For many years I used “All In One SEO”, and I have no complaint about it, but when I read about all that Yoast’s WP SEO plugin could do, I started using it. It is complex and I don’t have the learning curve completely mastered, but it is working well, and I think it will be a huge improvement for my site. It imports all of the settings and info from ‘All In One’.

(2.) Yoast SEO for WordPress

“Yet Another Related Posts Plugin” is one that I have used from very early on. It has been reliable and helps people find more posts, which is more important than ever on sites that have lots of content. I tweaked it to provide graphics, much like “LinkWithin” but without the nuisance keywords of the LinkWithin site coming up repeatedly. The new version of YARPP now has those thumbnails builtin.

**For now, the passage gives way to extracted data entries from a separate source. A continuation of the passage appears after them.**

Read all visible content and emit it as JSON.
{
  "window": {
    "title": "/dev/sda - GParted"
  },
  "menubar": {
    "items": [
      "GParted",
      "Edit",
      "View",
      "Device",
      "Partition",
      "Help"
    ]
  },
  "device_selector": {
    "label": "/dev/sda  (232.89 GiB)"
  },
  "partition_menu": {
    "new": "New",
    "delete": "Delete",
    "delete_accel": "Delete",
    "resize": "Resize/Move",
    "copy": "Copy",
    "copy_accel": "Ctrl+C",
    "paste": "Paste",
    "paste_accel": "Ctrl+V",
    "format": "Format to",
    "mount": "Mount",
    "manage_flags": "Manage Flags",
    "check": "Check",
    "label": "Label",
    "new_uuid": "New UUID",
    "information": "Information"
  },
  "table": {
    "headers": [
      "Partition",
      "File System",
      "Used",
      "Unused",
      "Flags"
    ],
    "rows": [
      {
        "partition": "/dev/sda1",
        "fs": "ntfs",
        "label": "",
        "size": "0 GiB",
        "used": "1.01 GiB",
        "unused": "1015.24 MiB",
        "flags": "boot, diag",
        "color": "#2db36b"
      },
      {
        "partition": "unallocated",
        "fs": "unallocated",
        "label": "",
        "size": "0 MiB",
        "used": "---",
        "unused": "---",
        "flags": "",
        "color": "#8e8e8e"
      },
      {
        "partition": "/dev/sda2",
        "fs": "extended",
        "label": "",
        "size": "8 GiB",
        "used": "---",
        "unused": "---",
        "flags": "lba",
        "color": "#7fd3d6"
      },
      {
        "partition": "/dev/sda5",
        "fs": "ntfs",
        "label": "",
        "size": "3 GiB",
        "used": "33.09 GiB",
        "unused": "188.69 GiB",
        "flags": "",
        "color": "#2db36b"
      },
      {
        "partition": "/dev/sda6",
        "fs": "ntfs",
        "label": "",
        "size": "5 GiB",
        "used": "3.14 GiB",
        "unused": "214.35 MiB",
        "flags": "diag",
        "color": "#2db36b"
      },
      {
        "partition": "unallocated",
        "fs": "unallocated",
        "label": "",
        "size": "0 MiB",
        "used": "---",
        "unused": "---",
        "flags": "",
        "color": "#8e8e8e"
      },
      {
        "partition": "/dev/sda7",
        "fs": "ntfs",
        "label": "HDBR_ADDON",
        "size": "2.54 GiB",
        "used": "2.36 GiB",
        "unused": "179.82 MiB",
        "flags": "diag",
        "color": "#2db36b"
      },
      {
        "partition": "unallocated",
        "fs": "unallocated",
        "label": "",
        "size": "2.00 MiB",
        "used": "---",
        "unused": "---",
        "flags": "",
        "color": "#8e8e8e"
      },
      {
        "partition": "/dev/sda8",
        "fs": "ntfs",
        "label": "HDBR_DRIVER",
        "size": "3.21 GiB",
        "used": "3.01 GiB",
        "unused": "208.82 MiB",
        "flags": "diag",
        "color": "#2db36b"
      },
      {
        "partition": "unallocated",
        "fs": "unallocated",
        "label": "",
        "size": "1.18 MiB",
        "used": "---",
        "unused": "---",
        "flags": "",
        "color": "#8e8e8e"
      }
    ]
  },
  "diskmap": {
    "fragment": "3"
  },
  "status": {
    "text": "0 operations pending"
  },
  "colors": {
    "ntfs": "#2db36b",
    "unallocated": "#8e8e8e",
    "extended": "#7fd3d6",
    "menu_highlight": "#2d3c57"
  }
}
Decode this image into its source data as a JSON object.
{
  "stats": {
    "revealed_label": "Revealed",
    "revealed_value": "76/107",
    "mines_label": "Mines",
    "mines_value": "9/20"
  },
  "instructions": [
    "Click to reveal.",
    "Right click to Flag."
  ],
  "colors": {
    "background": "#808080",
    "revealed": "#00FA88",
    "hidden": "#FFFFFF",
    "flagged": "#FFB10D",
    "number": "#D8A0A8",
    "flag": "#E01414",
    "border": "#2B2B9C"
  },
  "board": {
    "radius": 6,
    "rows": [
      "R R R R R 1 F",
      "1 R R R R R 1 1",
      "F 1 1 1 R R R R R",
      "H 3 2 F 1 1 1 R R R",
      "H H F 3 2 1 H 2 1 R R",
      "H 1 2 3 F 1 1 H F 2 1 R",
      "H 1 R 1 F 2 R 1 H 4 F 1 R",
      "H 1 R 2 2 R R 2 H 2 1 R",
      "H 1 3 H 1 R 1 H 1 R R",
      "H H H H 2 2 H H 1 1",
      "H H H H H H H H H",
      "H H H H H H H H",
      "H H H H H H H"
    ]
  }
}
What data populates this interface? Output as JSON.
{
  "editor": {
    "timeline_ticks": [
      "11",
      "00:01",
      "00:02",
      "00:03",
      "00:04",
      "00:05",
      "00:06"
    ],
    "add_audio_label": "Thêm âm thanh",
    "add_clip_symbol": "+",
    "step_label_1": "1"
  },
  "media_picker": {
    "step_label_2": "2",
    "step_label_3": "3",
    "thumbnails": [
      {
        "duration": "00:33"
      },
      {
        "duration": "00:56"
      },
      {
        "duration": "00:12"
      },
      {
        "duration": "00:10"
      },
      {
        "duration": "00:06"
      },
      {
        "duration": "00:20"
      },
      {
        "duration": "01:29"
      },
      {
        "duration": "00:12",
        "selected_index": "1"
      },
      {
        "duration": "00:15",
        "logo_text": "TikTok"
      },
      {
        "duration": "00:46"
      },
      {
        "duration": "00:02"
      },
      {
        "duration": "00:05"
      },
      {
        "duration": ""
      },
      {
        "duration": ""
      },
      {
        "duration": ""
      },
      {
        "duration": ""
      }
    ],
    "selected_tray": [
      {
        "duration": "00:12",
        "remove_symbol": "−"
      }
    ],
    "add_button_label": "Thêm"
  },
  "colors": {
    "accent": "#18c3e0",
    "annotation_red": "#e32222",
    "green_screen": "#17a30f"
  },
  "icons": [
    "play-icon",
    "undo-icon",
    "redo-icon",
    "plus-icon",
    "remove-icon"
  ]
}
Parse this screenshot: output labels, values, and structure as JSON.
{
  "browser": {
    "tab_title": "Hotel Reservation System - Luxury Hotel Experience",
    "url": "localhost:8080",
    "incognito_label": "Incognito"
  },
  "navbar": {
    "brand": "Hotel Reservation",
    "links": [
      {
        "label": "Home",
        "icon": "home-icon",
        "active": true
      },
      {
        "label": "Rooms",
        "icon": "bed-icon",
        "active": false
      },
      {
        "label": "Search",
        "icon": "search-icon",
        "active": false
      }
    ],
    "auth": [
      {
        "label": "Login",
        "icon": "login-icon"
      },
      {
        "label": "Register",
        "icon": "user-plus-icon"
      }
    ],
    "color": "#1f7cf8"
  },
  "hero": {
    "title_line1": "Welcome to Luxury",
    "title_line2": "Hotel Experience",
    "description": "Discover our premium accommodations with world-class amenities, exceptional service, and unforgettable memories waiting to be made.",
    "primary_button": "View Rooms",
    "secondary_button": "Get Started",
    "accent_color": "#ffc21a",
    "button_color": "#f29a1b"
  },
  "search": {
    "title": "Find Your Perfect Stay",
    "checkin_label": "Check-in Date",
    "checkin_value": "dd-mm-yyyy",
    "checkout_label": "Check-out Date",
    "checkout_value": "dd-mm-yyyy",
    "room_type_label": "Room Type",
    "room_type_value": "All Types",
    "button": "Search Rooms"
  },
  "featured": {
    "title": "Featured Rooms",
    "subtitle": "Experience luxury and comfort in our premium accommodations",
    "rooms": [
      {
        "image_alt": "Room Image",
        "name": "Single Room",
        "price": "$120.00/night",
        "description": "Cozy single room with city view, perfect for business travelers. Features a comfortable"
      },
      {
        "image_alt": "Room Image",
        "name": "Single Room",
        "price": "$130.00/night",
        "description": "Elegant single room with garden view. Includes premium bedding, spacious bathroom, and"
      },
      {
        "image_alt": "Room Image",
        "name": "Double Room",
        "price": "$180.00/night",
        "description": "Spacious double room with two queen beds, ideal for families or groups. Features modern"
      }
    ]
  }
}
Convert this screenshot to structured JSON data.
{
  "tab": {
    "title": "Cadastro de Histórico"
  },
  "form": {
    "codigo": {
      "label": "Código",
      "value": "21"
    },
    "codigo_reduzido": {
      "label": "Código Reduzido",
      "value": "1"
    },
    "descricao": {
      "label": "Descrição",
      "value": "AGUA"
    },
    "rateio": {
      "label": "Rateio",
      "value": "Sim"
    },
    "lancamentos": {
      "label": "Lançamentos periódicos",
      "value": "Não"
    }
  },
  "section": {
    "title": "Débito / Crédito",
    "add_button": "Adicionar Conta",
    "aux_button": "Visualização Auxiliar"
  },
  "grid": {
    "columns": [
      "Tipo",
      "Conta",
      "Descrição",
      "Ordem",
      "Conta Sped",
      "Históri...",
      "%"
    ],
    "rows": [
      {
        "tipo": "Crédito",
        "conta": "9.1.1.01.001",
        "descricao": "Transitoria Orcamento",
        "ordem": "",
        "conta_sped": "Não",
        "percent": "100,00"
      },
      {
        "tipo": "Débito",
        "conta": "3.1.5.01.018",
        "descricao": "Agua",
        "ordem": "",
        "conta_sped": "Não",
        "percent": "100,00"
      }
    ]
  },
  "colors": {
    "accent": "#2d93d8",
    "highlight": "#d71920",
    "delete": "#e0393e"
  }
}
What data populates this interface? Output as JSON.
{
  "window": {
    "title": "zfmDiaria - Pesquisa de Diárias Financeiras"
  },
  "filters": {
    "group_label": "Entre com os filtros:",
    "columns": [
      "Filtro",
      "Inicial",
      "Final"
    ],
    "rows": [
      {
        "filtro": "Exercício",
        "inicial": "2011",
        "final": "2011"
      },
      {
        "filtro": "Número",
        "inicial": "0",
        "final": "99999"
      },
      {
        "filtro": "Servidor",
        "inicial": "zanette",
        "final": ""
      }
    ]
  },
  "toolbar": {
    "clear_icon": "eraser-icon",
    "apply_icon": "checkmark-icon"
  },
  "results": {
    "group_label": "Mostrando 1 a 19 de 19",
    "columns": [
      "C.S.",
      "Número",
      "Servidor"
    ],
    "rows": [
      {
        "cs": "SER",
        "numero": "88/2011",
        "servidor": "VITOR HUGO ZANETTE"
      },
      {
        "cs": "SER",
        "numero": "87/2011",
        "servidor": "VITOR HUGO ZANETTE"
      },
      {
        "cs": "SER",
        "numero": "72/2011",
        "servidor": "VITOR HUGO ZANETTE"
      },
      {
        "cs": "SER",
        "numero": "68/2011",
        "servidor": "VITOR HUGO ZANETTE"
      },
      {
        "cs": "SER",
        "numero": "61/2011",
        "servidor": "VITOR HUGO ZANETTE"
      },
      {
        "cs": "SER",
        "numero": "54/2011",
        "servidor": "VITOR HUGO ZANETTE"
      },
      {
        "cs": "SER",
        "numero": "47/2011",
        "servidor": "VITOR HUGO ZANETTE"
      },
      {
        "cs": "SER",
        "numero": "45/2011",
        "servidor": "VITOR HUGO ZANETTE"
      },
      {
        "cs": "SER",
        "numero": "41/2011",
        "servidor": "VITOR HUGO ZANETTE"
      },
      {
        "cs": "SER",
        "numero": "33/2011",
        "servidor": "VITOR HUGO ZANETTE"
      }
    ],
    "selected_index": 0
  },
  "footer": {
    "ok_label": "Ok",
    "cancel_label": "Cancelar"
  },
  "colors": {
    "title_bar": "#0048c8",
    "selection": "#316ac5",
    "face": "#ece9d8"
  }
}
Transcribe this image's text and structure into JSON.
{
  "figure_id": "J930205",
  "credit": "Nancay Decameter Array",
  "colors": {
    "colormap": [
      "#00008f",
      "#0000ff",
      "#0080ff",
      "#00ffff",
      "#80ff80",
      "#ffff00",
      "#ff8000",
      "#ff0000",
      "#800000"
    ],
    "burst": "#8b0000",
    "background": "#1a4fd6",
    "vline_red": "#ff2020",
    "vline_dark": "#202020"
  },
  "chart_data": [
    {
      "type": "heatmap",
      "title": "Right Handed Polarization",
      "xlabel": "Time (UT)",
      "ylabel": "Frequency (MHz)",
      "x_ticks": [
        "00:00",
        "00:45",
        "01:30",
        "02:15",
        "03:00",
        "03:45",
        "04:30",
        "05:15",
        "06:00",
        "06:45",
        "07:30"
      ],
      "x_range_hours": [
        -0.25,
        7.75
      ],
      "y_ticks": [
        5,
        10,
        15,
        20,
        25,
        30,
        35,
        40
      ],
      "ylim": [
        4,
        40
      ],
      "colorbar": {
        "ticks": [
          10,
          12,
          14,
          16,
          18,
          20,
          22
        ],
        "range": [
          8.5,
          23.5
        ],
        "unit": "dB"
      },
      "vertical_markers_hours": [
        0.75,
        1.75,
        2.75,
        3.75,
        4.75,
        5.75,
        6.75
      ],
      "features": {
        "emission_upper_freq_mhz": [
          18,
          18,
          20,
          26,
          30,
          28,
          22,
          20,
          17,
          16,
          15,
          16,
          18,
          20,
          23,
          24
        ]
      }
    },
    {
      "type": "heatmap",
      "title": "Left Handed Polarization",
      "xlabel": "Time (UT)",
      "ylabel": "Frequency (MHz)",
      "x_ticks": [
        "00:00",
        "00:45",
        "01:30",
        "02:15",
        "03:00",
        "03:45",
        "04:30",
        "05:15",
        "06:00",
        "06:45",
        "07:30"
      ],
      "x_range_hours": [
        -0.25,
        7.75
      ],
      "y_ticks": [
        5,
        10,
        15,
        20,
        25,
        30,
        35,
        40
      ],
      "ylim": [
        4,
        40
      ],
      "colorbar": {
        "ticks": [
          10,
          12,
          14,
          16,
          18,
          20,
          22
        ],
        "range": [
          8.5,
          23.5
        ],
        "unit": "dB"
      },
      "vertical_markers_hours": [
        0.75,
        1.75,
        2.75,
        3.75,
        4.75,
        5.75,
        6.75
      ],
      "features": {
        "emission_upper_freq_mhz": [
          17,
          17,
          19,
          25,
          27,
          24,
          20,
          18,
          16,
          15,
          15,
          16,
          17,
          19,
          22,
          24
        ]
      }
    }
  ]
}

I wouldn’t do without this plugin.

(3.) Yet Another Related Posts Plugin

Other New Additions

I started using the Jetpack because it was so highly recommended. Mostly the stats part of it interests me, I’m not sure about the rest of it (and it is extensive). The verdict will be in later in the year. But it is well worth trying, especially if your blog uses more of the features than mine would.

Jetpack Plugin

Google XML Sitemaps isn’t perfect, but it helps provide a sitemap which is necessary and which I don’t understand well enough to provide for myself. I liked it much better when you could add pages, a feature which they have not restored as of this writing. Still, the plugin is a useful one.

Google XML Sitemap

WP-PageNavi is built-in to some templates, but if you don’t have it, this navigation tool is very worthwhile. It gives a logical and good looking way to navigate through the sites pages. Plus you can style it.


I have used many plugins over the years, some of which I regret, some that I get more excited over the more I use them. If I wanted the essentials this list is one I would start with. It is not a definitive list by any means, but a great way to start your WordPress site.